WASHINGTON (August 14, 1998) - As the White House pressed Congress to guarantee patients certain rights from their HMOs, a federal appeals court has told the administration it must provide even more rights to Medicare beneficiaries.

Acting on a national class-action suit, a three-judge panel said the federal government is responsible for assuring Medicare patients are given due process in their dealings with HMOs.

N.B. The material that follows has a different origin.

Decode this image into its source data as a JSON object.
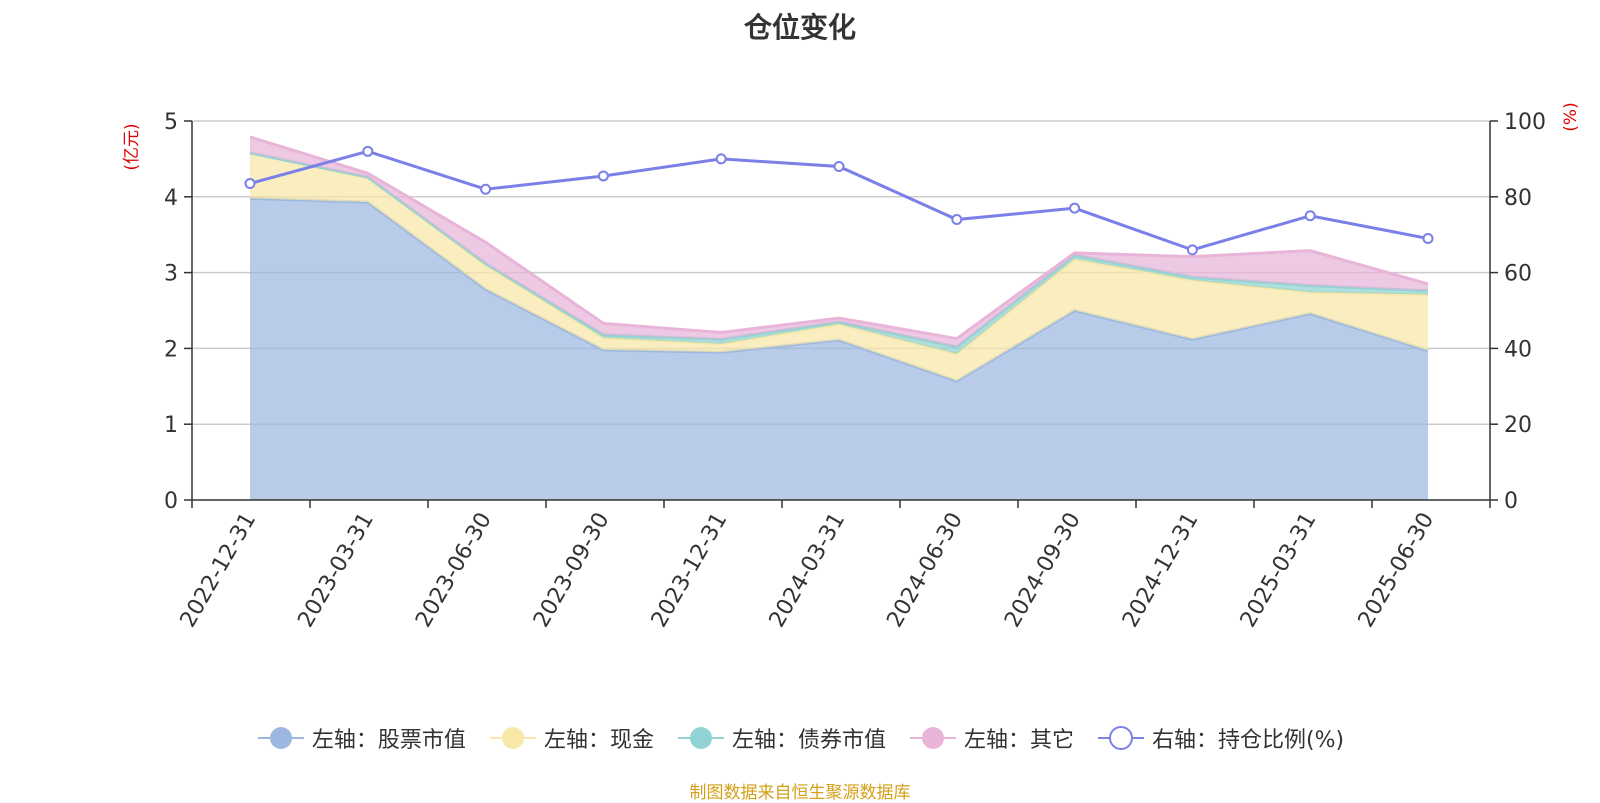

In practice, that means the government must make sure these companies give patients more information about benefits, immediate hearings to appeal denials of care and quicker decisions on appeals.

The 9th U. S. Circuit Court of Appeals panel went even further, ordering Wednesday that notices of appeal rights be written in type large enough for older people to read and that rulings on requests for services must be made within five days.

The San Francisco-based court also ruled that the Department of Health and Human Services must not renew contracts with HMOs that deny care to Medicaid patients without giving them a reason or a chance to appeal quickly.

Looking to cut costs, the private sector has embraced HMOs and other managed care plans that restrict health spending and pass along the savings. Hoping to reap similar savings, the government is encouraging senior citizens to sign up for Medicare HMOs, which usually offer extra benefits but come with some restrictions.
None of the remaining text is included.